Rada Ministrów w swym rozporządzeniu z połowy września ustaliła, że z dniem 1 stycznia 2013 r. płaca minimalna pracownika zatrudnionego w pełnym wymiarze czasu pracy nie może być niższa niż 1600 zł brutto. Związki zawodowe się cieszą, jednakże z punktu widzenia gospodarki płaca minimalna to rzecz szkodliwa.
Rozporządzenie zostało wydane, jak poinformował resort pracy w połowie lipca, ponieważ Komisja Trójstronna nie osiągnęła porozumienia w tej sprawie. Donald Tusk, który w połowie września drapował się w szaty obrońcy wolnego rynku, argumentował, że „windowanie płacy minimalnej, szczególnie w sytuacji, kiedy wzrost gospodarczy jest mniejszy, może pośrednio lub bezpośrednio wpłynąć na wzrost bezrobocia”. Niewiele jest stwierdzeń premiera, z którymi można się zgodzić, jednak powyższy cytat do takich wyjątków należy.
Wesprzyj nas już teraz!
Nowa wysokość płacy minimalnej – 1600 zł brutto, czyli o 100 zł więcej, niż w 2012 r. – jest efektem wyliczeń Ministerstwa Finansów. Z kolei Ogólnopolskie Porozumienie Związków Zawodowych proponowało podwyżkę do 1676 zł, a NSZZ „Solidarność” – do 1625 zł. Przedstawiciele pracodawców podnosili, że kondycja gospodarki i sytuacja na rynku pracy nie pozwalają, aby płaca minimalna bardziej wzrosła.
Argumentuje się również, że podwyższenie płacy minimalnej to także wzrost innych świadczeń i zobowiązań wobec pracownika, m.in. dodatku za pracę w nocy, który wynosi 20 proc. stawki godzinowej wynikającej z płacy minimalnej; maksymalnej wysokości odprawy wypłacanej na podstawie ustawy o zwolnieniach grupowych, która wynosi 15-krotność płacy minimalnej; minimalnego odszkodowania, którego może żądać pracownik za nierówne traktowanie lub zwolnienie w skutek mobbingu, które wynosi równowartość płacy minimalnej; maksymalnej kwoty refundowanych składek na ubezpieczenia społeczne w przypadku zatrudnienia bezrobotnego, która wynosi 3-krotnośc płacy minimalnej.
Spodziewane korzyści będą jednak znacznie mniejsze w porównaniu do szkód, jakie przyniesie ze sobą podwyżka płacy minimalnej.
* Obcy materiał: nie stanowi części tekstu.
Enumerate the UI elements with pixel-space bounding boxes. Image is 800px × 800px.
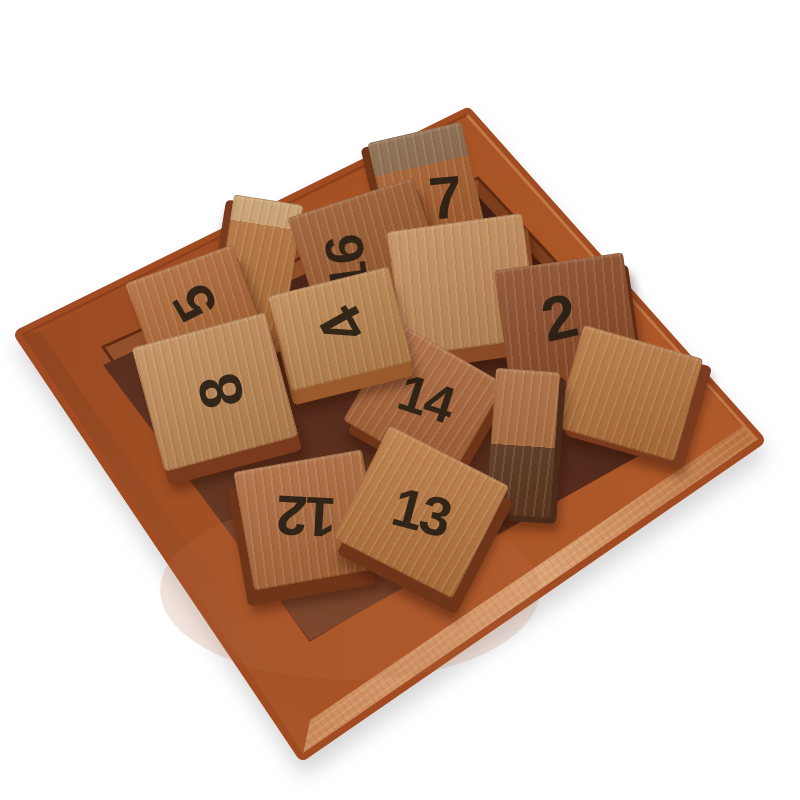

Administracyjne wprowadzanie wynagrodzenia minimalnego jest odrywaniem wysokości płacy od wartości pracy wykonywanej przez pracownika. Płaca minimalna zniekształca zależność między pracą, a wynagrodzeniem za nią. W efekcie cierpią na tym najbardziej osoby o najmniejszych kwalifikacjach i pracujące w sposób najmniej wydajny, ponieważ pracodawcom nie opłaca się ich zatrudniać. Dlatego takie osoby długo pozostają bez pracy. Wzrost płacy minimalnej to również bezpośredni wzrost kosztów pracy dla pracodawcy.
Pogarszająca się, właściwie z miesiąca na miesiąc, sytuacja gospodarcza w naszym kraju jest wybitnie niesprzyjającym czasem na podnoszenie płacy minimalnej. Wpłynie to dodatkowo w jakiejś mierze na wzrost bezrobocia, które w nadchodzącym roku ma, według ekonomistów, wzrosnąć, i to dość znacząco. Manipulowanie wysokością płacy minimalnej to sprawa stricte polityczna, a rządzący nie chcą przyjmować argumentów, że istnieją lepsze sposoby na walkę z ubóstwem, niż podnoszenie minimalnego wynagrodzenia – obniżenie kosztów pracy, w pierwszej kolejności.